How many Tory MPs spent the whole of the crisis ranting about the economy when they should have been concerned with their constituents’ health?
And how many right-wing social media organisations minimised rational debate by using algorithms that push links to sites like mine down users’ notifications in order to starve us of followers and views?
I’m thinking of Facebook under Nick Clegg, and of Twitter, because those are main outlets of mine. Vox Political‘s following on FB has been static at 42,500 for years because of this mistreatment.
It’s a recordable phenomenon. I have lost count of the number of old readers who have contacted me to say they were amazed Vox Political was still going because they had not seen a link for (insert long time period here), despite having asked to be alerted when notifications are posted.
And sites like mine lose out on shares because people are afraid they will be criticised for supporting points of view that don’t conform with those of their more loudly-opinionated right-wing acquaintances who have only gained a platform because they have received preferential treatment.
None of this is properly addressed in the Morris article.
Instead we see information that five per cent of UK internet users are in a “left-wing echo chamber” and two per cent of them are in a similar position on the right.
We see an opinion that “it’s ‘only human’ for journalists, politicians and those in media to see extreme negative reactions to their posts online and for this to ‘colour your perception of the whole world the same way’, with no discussion of who is posting those reactions and why.
Do you remember the government’s Nudge Unit, which is now at least partly in private hands? It was a shady organisation David Cameron used to push the public into supporting his policies by subtly guiding us into decisions we would not have taken otherwise.
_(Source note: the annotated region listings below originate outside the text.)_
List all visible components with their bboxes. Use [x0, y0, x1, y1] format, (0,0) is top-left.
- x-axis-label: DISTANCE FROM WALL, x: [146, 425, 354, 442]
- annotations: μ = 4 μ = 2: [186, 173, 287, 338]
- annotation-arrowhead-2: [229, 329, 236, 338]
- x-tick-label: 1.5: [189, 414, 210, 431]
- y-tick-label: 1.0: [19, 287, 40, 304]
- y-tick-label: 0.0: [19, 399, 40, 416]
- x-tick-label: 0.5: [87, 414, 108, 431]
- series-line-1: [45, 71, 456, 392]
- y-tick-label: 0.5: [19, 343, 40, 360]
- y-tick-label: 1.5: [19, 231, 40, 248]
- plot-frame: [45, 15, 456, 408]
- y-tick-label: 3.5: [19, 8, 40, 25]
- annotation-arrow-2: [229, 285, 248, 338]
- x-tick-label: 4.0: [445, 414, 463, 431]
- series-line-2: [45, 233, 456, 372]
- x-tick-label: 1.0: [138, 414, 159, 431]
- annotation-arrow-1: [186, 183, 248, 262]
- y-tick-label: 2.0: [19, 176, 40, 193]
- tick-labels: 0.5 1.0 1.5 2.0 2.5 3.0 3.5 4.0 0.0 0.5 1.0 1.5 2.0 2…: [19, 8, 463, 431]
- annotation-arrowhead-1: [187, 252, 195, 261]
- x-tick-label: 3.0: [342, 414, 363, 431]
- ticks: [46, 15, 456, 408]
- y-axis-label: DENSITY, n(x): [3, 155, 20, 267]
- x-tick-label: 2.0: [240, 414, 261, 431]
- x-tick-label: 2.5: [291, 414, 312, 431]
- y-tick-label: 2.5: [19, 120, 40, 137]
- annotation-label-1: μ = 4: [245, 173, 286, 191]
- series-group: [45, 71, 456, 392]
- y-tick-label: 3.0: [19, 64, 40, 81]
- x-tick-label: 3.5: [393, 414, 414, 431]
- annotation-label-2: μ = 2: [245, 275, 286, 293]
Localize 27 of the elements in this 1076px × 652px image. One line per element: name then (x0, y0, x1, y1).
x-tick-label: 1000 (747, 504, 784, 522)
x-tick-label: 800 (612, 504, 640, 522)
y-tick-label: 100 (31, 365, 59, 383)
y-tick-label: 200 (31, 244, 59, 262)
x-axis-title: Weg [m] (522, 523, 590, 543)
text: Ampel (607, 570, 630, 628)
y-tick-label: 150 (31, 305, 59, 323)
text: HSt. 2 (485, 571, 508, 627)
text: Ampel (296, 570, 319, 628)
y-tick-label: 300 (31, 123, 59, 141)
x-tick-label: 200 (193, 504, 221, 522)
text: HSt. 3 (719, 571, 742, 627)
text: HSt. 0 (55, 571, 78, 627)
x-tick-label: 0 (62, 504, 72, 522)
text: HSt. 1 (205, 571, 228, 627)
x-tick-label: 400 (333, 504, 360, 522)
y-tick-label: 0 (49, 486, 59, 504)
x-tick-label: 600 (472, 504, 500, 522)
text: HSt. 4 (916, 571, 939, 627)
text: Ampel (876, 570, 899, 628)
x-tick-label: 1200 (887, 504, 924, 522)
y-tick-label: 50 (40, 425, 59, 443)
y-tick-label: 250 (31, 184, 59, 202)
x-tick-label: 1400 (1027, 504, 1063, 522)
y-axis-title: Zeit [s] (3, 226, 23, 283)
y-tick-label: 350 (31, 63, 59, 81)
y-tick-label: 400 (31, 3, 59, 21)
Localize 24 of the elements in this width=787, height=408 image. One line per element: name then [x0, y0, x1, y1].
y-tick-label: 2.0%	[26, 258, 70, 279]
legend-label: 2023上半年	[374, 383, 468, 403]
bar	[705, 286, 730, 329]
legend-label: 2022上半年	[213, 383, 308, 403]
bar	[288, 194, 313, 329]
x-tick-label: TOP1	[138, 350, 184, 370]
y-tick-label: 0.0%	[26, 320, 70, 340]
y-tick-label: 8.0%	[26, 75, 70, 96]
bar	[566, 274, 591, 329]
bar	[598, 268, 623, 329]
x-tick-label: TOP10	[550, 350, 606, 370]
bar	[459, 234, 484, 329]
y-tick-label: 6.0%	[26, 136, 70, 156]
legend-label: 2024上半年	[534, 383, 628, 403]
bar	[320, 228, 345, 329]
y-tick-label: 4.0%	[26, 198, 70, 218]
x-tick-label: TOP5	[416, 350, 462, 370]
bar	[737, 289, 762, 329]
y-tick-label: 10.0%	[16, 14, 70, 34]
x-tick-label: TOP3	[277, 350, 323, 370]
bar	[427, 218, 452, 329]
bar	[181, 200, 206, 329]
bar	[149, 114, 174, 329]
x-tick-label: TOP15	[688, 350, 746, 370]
So, for example, people may have found themselves supporting the benefit policies that have killed thousands of good people for no reason, because they were “nudged” into believing that benefit claimants were all scroungers who were perfectly capable of work but were defrauding the system (tell that to the diabetes sufferer who could not keep his insulin at the right temperature because he could not afford to power his fridge – oh, but you can’t: he’s dead).
The article concludes by saying it may “take years to find out the lasting impact on society of what took place in the lockdowns of 2020 and 2021” – but I think it’s worse than that.
I think after those years have passed, we’ll be presented with a conclusion about what happened that suits the people in power now – because they will have used all the levers at their disposal, including manipulation of the social media by “nudging”, to make you believe them.
Call me paranoid if you like, but what did you think of mask-wearing and social distancing, of the lockdowns, of vaccinations before somebody told you they were wrong? How did that affect you? And how many people do you know who were swayed by these dangerous whispers?